I need help to determine if this congruency system can be solved and if it can be solved how do I do it: $$\begin{cases}x\equiv2\text{ (mod $3$)}\\ x\equiv4\text{ (mod $6$)}\\ \end{cases}$$
I do know that from the system I obtain the following:
$$\begin{align} x\equiv2\text{ (mod $3$)}\\ x\equiv4\text{ (mod $2$)}\\ x\equiv4\text{ (mod $3$)}\\ \end{align}$$
I do not know what to conclude from here. I think this system doesn't have solution, but if it is so how do I prove it.
On
Doesn't have solution, since $$\begin{cases} x\equiv 2 \pmod{3} \\ x\equiv 4 \pmod{3} \end{cases}$$ they implie $2\equiv 4 \pmod{3}$, but this is false.
On
$\begin{align} {\bf Hint}\qquad\ \ \ 2+3j &= x = 4 + 6k\,\Rightarrow\ 3\,j-6\,k = 2\,\Rightarrow\, 3\mid 2,\,\ \rm contradiction.\\[.5em] {\rm generally}\ \ \ a+mj &= x = b + nk\,\Rightarrow\, \color{#c00}mj-\color{#c00}nk = b-a\,\Rightarrow\, \bbox[6px,border:1px solid #c00]{\color{#c00}{\gcd(m,n)}\mid b-a }\end{align}$
i.e. $ $ they're consistent $\!\iff\!$ they become equivalent when reduced mod the $\rm\color{#c00}{gcd}$ of the moduli.

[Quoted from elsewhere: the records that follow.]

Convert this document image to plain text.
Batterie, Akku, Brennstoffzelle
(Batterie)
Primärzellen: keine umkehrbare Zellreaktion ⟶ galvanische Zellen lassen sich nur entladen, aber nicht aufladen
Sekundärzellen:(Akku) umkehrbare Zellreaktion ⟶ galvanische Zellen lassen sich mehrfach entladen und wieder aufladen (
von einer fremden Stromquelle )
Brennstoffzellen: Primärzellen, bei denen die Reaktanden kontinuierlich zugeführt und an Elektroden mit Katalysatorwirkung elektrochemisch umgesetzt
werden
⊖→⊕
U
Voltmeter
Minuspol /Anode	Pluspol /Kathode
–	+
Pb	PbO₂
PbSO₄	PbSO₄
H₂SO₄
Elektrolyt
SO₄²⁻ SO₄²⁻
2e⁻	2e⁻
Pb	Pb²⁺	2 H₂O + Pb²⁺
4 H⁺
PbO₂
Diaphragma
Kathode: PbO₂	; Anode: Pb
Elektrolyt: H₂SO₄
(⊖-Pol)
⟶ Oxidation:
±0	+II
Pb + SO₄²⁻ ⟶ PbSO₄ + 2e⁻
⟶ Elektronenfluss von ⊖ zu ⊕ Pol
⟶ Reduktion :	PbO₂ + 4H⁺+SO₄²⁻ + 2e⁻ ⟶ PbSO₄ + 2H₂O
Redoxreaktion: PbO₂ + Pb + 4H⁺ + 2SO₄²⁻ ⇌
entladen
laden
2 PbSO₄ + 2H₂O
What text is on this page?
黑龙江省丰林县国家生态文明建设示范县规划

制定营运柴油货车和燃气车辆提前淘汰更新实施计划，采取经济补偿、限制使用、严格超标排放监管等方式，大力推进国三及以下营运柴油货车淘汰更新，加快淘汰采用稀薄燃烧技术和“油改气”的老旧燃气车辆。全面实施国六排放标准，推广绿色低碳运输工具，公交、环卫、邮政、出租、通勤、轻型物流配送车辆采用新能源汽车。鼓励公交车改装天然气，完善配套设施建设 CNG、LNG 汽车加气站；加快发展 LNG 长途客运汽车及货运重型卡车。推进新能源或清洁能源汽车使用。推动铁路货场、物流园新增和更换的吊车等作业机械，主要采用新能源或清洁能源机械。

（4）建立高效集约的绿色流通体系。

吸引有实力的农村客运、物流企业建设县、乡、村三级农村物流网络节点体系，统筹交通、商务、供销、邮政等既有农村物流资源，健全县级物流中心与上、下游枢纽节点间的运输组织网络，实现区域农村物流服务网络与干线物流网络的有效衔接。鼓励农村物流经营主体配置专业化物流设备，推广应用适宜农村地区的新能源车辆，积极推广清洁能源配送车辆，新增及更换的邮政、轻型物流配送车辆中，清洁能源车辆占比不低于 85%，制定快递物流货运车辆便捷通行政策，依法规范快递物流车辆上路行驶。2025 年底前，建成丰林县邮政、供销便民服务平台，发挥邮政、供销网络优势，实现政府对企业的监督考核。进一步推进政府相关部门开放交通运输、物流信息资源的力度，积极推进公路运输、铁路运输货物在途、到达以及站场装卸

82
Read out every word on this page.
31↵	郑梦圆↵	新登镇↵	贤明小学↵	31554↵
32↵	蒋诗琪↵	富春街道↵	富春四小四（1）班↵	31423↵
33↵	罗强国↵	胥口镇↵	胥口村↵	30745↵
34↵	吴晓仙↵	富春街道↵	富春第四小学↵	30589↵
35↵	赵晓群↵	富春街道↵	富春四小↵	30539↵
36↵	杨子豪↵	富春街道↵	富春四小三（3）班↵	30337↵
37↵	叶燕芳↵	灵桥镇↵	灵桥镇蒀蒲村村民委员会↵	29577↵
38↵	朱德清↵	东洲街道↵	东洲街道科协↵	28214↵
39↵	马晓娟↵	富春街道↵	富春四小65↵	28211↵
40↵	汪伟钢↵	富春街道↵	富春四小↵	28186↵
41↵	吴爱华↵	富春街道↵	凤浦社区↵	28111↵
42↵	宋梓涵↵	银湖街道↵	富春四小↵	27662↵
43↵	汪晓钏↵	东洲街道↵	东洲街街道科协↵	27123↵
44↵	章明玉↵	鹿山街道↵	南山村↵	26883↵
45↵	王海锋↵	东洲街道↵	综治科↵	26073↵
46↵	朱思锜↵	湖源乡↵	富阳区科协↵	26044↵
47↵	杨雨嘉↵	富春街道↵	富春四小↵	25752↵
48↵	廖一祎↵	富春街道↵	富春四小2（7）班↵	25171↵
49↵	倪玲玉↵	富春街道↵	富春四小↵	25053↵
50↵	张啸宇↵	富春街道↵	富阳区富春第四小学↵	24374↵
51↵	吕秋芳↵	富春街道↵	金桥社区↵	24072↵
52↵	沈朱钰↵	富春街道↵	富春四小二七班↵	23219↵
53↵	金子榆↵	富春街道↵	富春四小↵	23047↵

The above necessary condition for a solution to exist is also a sufficient condition. Furthermore, a system of congruences is solvable $\iff$ pairwise solvable as above.
$$x=6k+4\implies x=3(2k+1)+1$$
Thus if $$x\equiv 4\pmod {6} $$ then $$x\equiv 1\pmod 3$$
That is the system
$$\begin{cases} x\equiv 2 \pmod{3} \\ x\equiv 4 \pmod{6} \end{cases}$$
is not consistent.